If we find hardware which supports e.g. test-and-set but not CAS, then we may want support it as well with a finer-grained cfg (e.g. target_has_atomic_test_and_set), because test-and-set is all you need to implement a mutex

However, "normal" sequentially consistent loads and stores are also sufficient to implement a Mutex using Dekker's algorithm (for 2 CPUs) or Peterson's algorithm (for any number of CPUs). Now I wonder, how does that fit in?

Given that...

1. the number of cores of the target CPU is rarely known at compile time, which is pretty much a prerequisite for efficiently implementing those algorithms,
2. if a hardware architecture cares so little about concurrency that it does not even expose a test-and-set instruction, it is unlikely to provide the required memory barriers for SeqCst ordering,

I don't think that these algorithms are applicable outside of very constrained embedded scenarios where the target hardware is exactly known and hardware portability is not desired at all.

[jonas-schievink]

if a hardware architecture cares so little about concurrency that it does not even expose a test-and-set instruction, it is unlikely to provide the required memory barriers for SeqCst ordering,

Even thumbv6 has fully working loads and stores, despite it not having anything more sophisticated than that (no swap, CAS, or anything else). These are still sufficient for implementing things like SPSC queues.
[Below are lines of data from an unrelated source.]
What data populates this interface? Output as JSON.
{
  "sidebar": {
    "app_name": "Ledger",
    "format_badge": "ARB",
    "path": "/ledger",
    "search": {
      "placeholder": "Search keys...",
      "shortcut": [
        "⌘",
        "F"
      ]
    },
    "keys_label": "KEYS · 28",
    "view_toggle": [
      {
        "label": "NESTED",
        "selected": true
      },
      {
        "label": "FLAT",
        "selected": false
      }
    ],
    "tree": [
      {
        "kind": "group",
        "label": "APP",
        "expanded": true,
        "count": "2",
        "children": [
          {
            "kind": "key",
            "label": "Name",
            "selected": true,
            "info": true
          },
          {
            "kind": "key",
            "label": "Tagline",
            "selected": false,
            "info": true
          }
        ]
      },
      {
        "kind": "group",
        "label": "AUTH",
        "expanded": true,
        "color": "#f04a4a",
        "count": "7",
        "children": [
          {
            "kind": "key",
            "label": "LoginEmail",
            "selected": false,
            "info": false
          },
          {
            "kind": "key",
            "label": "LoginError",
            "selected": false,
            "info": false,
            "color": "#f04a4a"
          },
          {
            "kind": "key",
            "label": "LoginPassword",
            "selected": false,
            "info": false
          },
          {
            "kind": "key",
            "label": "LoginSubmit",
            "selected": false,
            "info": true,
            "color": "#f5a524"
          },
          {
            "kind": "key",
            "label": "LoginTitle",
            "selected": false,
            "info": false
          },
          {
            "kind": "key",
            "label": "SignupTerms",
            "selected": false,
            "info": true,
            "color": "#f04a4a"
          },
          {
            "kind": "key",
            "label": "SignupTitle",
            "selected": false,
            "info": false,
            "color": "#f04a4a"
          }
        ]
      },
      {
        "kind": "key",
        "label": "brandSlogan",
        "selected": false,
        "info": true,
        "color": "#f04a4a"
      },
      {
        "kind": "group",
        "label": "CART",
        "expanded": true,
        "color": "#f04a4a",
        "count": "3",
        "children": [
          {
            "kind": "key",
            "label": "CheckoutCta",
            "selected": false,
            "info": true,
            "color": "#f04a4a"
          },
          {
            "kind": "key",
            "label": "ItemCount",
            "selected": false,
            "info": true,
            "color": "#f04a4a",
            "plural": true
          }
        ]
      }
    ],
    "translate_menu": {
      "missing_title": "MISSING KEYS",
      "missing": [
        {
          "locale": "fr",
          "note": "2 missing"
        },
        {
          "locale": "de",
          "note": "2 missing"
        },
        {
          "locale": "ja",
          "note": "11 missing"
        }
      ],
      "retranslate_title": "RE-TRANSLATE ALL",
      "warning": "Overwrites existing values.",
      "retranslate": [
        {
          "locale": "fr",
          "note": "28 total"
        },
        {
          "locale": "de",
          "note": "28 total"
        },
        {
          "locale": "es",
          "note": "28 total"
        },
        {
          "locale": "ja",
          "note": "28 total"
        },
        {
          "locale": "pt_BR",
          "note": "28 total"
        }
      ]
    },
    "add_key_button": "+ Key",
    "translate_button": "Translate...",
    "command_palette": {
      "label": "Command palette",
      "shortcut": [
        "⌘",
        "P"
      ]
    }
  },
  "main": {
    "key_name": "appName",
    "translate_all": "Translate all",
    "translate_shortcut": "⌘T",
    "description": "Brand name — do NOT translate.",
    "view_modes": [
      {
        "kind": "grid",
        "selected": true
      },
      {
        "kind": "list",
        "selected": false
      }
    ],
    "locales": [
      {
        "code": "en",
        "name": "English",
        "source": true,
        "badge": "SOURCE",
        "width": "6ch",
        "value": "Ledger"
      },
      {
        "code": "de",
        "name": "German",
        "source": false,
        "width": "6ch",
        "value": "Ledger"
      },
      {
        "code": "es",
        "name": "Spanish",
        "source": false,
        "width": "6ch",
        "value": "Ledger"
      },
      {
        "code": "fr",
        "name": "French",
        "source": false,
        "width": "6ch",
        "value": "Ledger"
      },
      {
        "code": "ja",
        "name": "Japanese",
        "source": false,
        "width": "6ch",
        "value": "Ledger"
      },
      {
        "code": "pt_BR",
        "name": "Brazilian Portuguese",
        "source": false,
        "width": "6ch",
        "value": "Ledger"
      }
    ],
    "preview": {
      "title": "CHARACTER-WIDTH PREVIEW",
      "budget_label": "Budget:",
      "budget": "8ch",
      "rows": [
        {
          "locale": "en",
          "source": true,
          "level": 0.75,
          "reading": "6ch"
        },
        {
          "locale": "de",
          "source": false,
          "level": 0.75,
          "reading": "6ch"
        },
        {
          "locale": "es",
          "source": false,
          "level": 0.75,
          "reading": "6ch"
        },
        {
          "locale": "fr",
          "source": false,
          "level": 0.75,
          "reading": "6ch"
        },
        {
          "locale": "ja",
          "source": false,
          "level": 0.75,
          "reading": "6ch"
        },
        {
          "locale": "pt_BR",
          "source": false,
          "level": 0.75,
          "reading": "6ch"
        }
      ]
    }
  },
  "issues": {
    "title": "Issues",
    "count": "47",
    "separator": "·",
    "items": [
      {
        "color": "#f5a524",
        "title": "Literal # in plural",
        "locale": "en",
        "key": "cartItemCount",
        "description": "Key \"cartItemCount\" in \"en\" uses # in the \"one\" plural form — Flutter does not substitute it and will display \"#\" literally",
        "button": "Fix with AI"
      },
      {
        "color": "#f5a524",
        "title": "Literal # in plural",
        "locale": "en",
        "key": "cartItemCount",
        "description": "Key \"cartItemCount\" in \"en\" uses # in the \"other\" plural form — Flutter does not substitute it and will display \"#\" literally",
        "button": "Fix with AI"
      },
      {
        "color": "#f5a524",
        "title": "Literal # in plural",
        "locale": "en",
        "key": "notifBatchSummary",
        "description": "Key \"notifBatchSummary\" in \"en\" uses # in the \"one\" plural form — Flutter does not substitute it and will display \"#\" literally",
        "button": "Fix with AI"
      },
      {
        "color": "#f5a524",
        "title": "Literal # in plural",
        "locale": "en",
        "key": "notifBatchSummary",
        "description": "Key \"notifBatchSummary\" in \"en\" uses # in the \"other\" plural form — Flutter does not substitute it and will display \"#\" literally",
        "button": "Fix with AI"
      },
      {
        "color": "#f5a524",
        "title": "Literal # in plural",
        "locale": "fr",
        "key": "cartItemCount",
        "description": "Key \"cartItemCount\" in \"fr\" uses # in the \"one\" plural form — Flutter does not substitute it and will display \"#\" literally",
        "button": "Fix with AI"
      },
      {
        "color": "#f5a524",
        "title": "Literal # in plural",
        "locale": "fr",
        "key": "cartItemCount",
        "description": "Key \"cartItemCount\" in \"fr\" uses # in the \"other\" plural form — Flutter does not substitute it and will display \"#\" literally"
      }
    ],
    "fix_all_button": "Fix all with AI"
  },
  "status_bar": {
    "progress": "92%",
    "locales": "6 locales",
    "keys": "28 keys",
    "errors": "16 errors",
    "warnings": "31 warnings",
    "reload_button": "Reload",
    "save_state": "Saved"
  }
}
Thumbv6 is also used in multicore processors, often alongside a more powerful Cortex-M3/M4 core (which is thumbv7 and does have CAS, etc.). This means that implementing a Mutex using one of the algorithms Ralf linked above might actually make sense on these MCUs. Manufacturers of these MCUs also provide peripherals that provide synchronization primitives, but these are often specific to the MCU family and don't exist on others.